No one doubts that this quick Jamaican, who ran 9.99 seconds in the 100 metres in 2016, can shatter the world record of 12.80 seconds set by American Aries Merritt in 2012.

McLeod, who lost only one of 11 races this season because he was not well on that July 1 date in Paris, has been so consistent in the past two years that not many have remembered that he finished sixth at the 2015 World Championships in Beijing.

He is clearly the overwhelming favourite for sportsman of the year 2017 and to fittingly become the first male sprint hurdler to cop the top prize.

Certainly, athletes such as Winthrop Graham and Brigitte Foster-Hylton will be delighted to see another hurdler taking the top prize.

Indoor records

McLeod's interest in running the sprints may have some merit, as he holds not only the national 60m hurdles indoor record of 7.41 seconds, established last year, but he also holds (and not many know this) the national indoor 200m record of 20.48 seconds ran on February 17 this year in Fayetteville, Arkansas.

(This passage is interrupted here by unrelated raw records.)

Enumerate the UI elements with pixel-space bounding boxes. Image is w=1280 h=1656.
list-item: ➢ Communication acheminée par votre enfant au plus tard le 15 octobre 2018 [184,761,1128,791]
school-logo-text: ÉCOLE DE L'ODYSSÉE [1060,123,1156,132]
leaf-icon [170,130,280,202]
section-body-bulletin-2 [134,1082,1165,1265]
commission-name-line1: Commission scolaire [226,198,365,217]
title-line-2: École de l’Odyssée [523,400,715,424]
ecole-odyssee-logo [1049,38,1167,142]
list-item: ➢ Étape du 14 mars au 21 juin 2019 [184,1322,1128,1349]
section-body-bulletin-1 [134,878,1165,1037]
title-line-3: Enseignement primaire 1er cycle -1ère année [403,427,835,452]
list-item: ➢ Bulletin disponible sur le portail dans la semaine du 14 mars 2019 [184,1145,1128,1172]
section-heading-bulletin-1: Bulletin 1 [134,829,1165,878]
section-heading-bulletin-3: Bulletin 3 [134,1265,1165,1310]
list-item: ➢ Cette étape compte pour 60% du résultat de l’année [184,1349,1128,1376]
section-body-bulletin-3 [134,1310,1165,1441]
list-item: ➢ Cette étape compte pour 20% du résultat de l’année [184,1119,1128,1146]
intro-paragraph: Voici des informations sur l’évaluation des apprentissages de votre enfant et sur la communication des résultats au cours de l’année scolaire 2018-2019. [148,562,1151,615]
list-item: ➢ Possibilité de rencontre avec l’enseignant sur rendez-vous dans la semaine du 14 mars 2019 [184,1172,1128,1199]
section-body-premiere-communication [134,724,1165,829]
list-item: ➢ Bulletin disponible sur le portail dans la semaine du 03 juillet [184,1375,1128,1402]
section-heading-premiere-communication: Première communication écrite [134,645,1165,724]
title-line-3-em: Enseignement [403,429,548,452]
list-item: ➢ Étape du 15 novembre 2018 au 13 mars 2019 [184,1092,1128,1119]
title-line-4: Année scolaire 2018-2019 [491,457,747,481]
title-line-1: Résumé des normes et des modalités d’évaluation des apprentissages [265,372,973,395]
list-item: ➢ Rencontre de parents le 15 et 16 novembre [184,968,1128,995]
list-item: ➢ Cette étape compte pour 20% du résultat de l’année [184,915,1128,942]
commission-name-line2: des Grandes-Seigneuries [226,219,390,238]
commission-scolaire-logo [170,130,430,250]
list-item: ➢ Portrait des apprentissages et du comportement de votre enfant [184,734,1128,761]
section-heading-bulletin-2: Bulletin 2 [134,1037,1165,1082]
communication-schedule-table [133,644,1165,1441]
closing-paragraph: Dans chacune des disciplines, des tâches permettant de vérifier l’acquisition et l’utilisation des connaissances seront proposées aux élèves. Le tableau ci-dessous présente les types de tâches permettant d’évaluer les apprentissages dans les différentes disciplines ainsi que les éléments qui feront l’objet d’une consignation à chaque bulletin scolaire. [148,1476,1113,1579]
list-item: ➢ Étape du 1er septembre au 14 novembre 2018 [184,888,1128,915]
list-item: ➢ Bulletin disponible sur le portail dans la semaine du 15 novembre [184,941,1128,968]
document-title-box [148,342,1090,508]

However, McLeod should not give up on sprint hurdling until he can break the world record, and that may take another three to four years as Merritt was 27 when he established the world mark.

And yet Jamaican sprint hurdling remains in good hands with rise of two upcoming compatriots in Ronald Levy, 13.05 seconds, and Dejour Russell, the fastest 17-year-old in history who clocked 13.32 seconds last June.

But McLeod is still the man, the golden hurdler respected by rivals worldwide.

Yet next year will not be easy pickings for the Jamaican, who will have to face Garfield Darien, the Frenchman who finished fourth at the London World Championships, and Hungarian Balázs Baji, the World Championships bronze medallist.

McLeod remains a popular man in world athletics, but for the time being he will play to the drumbeat of athletes such as South African Wayde Van Niekerk, exciting high jumper from Qatar Mutaz Essa Barshim, and American pole vaulter Sam Kendricks.